Country Facts: Ecuador’s population has nearly 13,032,000 people and has a strong tourism industry as it is home to the famous Galapagos Islands.
Driving: The driving requirements in Ecuador are very much like the ones you would find in the United States. At the age of 16 a provisional license is available; although, most commonly, Ecuadorians wait until age 18 and then pursue a permanent driver’s license. All drivers must attend a three-week driving course and past an exam, in practice and theory, before a license is issued. In larger urban areas public transportation and taxis are readily available and very affordable, so be sure to ask your au pair specifically about her driving experience.
English: The English abilities of Ecuadorian citizens vary by region. The further you stray into the surrounding Amazon, the more likely you will encounter people who only speak one of the ten languages, aside from Spanish, that is native to Ecuador. Most Ecuadorians who live in big cities like Quinto are readily exposed to native/fluent English speakers. The basics of then English language are casually introduced during primary school, and English skills are further refined once students begin secondary school. With a rapidly growing tourism industry, much of the younger generation is incentivized to learn English, so much so that you’ll find that most Ecuadorian au pairs speak a higher-level of English than you would find in other parts of South America.

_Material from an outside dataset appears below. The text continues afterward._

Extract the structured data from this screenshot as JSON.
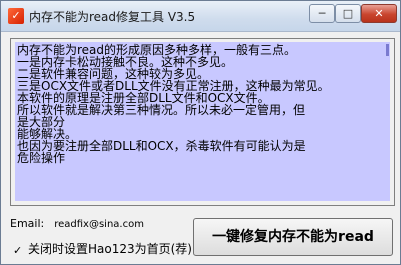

Cooking: Almuerzo!—or lunch—is one of the most important meals of the day in Ecuador. It is not uncommon for the typical Ecuadorian to take an hour or-so lunch and spend it at home with their family. A typical meal is introduced with a zesty soup, followed by a savory dish of rice and meat, and topped off with a plate of leafy greens. A filling lunch, naturally, leads to modest dinner, however, eating this meal again with the family is preferred. Ecuador’s all-encompassing landscape provides locals with a collection of exotic fruits—such as the Guava, often confused as the Guyaba (American Guava), the Maracuya, and the Pitajaya— and traditional delicacies—such as cuy—unique to Ecuador alone.
Communication Style: Once she’s integrated into the family, don’t be surprised to be greeted with a kiss on the cheek by your Ecuadorian au pair! Until then, you can expect a warm handshake and to be referred to more formally as Mr. or Mrs. Eye-contact is held in high regard amongst many Ecuadorians as are lots of hugs and less of a need for personal space than is common in the United States. This is a very tight knit culture where friends are often thought of as family!
Highlight: Ecuador is the first nation to recognize the rights of nature into its constitution. Ratified in 2008, this earth conscious nation doesn’t treat land as property but rather acknowledges it as a life form meant to be protected!